Tabiî, bunlar, akla ilk gelen ihtimaller... Bir de, dün de yazdığım gibi; Filistinli komutanlardan Mahmud el-Mabhuh’a 19 Ocak 2010’da Dubai’de düzenlenen “suikast” var... Orada da “otel odası”nın kapısı hiç “zorlanmamış” ama, “tanıdık birileri” tarafından değil, “4 MOSSAD ajanı” tarafından “elektronik cihaz”lar kullanılarak açılmış!..
Demem o ki;
Bu tür suikastlar, illa da “tanıdık birileri” tarafından işlenmez... Bu tür “profesyonel” cinayetler, MOSSAD gibi “istihbarat örgütleri” tarafından da “elektronik cihaz”lar kullanılarak işlenebilir!..
Bu ihtimali de,
Gözden ırak tutmamak gerekir.
FAİLLER KİMLER OLABİLİR?
“Maktûl”ler, “cinayet yeri” ve “faillerin metodları” ile ilgili bilgi ve tahminlerden sonra, gelelim “cinayetleri kimlerin işlemiş olabileceği” meselesine...
Burada da “birçok ihtimal” var.
Onlar da şöyle sıralanıyor:
l Bölgede “kaçakçılık”tan elde edilen milyarlarca dolarlık rantı paylaşanlar!..
l Şimdilik kabuğuna çekilmiş gibi görünse de pusuda bekleyen derin devlet yapılanması...
l PKK’nın dağda kalmasından maddi ve şahsi çıkar sağlayan örgüt içindeki irili ufaklı derin fraksiyonlar!..
l Ortadoğu’da üretilen “uyuşturucu”yu Türkiye üzerinden Avrupa’ya taşıyan uluslararası uyuşturucu kartelleri!..
l Silah kaçakçıları!..
l Türkiye’de terörü ve derin devleti farklı projelerde ‘taşeron’ olarak kullanan yabancı istihbarat birimleri!..
Yani, bu cinayetlerde “hepsinin parmağı” olabilir... “Tetiği çeken” kim olursa olsun, bu cinayet, nihayetinde “hepsinin işine yarıyor!”
İMRALI KORUNAKLI OLMASA!
Gelelim, yazı başlığındaki iddiaya...
Başbakan Tayyip Erdoğan, Senegal’de iken açıklamada dedi ki;
“Öcalan’a ev hapsi diye bir olay sözkonusu değil.

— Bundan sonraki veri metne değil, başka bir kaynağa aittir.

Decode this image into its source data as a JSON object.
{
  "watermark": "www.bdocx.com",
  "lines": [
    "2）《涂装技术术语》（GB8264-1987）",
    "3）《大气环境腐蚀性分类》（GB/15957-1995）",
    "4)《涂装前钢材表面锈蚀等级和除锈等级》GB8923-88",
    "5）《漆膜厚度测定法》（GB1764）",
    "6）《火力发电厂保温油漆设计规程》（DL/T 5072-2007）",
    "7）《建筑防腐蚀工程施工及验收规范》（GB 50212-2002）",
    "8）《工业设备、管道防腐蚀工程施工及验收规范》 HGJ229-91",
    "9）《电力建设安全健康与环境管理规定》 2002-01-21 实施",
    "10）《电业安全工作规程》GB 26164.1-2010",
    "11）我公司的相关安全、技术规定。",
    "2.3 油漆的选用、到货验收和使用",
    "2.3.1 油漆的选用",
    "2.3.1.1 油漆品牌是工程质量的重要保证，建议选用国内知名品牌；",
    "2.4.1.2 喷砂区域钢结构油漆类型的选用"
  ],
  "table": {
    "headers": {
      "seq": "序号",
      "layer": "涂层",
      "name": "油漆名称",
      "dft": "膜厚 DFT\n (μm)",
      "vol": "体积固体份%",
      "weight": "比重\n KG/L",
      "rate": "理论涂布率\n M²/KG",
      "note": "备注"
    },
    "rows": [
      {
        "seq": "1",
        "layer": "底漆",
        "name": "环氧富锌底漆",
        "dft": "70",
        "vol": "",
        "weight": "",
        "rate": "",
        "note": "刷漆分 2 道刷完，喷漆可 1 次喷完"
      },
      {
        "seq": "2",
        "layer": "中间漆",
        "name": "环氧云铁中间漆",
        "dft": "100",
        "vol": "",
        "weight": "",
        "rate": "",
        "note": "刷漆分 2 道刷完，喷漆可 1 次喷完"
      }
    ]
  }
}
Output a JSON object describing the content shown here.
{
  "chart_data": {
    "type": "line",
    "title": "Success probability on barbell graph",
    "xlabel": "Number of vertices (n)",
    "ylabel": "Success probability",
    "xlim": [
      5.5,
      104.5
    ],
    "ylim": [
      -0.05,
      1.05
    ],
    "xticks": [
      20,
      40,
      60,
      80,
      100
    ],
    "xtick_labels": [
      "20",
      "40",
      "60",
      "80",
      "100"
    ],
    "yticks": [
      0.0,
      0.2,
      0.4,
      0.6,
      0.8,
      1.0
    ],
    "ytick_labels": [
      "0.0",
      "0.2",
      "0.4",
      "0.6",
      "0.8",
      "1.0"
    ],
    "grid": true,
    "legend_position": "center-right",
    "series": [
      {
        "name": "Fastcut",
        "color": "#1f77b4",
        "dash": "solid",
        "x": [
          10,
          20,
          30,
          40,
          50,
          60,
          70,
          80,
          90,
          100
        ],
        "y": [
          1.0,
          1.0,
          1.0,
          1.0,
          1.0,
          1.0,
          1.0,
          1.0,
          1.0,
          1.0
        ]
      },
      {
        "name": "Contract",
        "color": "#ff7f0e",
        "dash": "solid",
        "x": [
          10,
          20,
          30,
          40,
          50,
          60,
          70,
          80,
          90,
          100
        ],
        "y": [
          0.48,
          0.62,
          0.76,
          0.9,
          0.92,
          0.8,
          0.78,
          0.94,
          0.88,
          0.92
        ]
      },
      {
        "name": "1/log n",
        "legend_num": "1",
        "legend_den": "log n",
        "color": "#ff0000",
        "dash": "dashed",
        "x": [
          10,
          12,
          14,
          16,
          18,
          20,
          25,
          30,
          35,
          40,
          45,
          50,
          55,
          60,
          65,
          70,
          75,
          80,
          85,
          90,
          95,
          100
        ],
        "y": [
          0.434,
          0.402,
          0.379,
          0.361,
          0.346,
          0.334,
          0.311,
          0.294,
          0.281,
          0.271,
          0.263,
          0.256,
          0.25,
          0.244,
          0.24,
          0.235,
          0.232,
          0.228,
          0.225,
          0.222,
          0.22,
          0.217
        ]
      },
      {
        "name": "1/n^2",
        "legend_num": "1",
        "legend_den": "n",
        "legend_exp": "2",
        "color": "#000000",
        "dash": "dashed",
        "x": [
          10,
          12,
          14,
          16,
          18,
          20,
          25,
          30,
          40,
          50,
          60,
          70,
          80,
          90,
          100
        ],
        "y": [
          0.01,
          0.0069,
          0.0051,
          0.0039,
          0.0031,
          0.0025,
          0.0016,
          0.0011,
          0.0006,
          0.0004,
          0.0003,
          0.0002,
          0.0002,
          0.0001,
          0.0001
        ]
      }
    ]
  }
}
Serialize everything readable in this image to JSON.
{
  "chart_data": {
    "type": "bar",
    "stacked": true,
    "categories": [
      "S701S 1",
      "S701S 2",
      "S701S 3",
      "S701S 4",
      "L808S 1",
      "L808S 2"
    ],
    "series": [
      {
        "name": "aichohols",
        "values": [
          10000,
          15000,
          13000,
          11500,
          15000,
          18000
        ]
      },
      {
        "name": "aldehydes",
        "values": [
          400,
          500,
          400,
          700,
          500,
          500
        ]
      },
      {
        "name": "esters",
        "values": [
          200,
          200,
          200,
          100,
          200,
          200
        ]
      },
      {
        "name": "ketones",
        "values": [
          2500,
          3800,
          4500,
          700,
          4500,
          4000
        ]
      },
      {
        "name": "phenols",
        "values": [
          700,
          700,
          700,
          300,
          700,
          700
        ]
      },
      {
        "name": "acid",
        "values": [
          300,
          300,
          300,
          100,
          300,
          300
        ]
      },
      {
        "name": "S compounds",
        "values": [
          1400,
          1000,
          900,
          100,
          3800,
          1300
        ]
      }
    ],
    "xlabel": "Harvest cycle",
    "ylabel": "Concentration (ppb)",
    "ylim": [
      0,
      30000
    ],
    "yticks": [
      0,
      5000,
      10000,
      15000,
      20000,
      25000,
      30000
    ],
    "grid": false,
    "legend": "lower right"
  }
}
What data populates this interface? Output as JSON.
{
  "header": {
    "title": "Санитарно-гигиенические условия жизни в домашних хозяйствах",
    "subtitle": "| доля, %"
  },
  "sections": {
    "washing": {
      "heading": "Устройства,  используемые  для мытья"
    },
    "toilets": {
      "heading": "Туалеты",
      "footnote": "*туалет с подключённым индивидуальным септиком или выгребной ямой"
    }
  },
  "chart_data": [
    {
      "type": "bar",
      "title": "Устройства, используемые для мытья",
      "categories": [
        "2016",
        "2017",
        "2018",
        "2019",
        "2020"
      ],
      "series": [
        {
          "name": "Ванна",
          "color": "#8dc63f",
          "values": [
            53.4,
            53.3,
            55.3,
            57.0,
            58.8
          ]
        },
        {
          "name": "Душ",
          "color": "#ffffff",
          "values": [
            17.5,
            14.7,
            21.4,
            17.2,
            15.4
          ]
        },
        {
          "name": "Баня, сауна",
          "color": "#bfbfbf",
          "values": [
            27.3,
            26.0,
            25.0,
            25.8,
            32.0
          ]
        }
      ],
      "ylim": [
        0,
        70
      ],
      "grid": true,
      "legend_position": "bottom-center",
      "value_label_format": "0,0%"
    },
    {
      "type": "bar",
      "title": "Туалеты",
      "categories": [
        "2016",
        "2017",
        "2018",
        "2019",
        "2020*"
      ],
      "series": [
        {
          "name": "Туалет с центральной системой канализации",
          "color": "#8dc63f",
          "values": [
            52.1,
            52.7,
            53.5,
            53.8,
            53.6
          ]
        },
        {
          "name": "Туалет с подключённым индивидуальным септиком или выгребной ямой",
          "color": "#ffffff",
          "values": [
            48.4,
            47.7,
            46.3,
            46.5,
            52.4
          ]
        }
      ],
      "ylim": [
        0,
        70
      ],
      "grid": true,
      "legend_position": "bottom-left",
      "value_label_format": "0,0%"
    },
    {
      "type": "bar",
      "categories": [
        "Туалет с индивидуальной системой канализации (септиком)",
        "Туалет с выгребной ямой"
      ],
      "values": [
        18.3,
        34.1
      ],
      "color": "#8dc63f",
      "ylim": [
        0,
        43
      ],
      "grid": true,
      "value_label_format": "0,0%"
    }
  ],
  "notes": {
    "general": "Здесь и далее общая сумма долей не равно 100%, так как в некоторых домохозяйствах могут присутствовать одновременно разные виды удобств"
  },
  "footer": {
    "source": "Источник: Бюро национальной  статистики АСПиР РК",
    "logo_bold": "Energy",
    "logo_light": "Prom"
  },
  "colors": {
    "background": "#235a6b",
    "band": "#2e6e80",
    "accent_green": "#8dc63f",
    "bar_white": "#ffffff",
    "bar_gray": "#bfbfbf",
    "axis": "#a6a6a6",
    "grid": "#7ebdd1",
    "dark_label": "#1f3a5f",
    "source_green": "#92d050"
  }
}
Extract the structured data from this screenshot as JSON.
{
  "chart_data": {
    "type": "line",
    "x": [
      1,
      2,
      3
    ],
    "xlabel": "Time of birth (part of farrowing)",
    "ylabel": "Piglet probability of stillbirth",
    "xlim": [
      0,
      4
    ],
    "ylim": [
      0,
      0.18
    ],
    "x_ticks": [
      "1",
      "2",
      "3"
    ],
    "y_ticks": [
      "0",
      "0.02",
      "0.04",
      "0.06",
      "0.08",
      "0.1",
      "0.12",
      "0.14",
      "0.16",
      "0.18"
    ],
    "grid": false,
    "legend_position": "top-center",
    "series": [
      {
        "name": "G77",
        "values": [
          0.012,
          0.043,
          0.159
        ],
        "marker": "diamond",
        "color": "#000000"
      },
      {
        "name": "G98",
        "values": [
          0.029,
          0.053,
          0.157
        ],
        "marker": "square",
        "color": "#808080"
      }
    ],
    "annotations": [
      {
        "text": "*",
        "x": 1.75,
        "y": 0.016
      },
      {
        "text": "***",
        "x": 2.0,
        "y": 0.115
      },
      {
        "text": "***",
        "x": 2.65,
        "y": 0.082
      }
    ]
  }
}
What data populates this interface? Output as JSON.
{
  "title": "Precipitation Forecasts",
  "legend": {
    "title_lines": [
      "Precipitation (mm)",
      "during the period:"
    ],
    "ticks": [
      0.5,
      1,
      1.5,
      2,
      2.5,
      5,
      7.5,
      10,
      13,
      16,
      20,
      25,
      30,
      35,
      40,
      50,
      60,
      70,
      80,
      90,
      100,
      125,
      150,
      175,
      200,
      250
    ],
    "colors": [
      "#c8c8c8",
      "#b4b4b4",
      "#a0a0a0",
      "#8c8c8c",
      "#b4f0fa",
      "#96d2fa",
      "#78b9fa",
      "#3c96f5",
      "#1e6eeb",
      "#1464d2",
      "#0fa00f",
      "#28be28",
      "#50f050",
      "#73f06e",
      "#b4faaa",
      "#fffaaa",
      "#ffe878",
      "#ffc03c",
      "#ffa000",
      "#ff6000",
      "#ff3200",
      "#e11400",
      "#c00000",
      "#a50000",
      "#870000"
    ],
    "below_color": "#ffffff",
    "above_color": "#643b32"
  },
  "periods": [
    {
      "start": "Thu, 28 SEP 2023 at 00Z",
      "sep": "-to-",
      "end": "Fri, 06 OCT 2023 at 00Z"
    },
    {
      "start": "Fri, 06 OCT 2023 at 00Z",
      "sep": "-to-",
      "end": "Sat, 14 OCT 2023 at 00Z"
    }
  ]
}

Bu konuda her şey kesinleşmiştir ve Öcalan’ın konumu, yeri her şey bellidir. Öcalan’ın kaldığı yer 12 metrekarelik bir odadır. Radyosu vardı, şimdi o radyoyu televizyon ile değiştirecekler. Ben talimatı vereli epey oldu. Bir televizyonu oraya koyun dedim.”
Ve ekledi:
“Öcalan’ın kaldığı İmralı Cezaevi dünya standartlarında bir cezaevidir!”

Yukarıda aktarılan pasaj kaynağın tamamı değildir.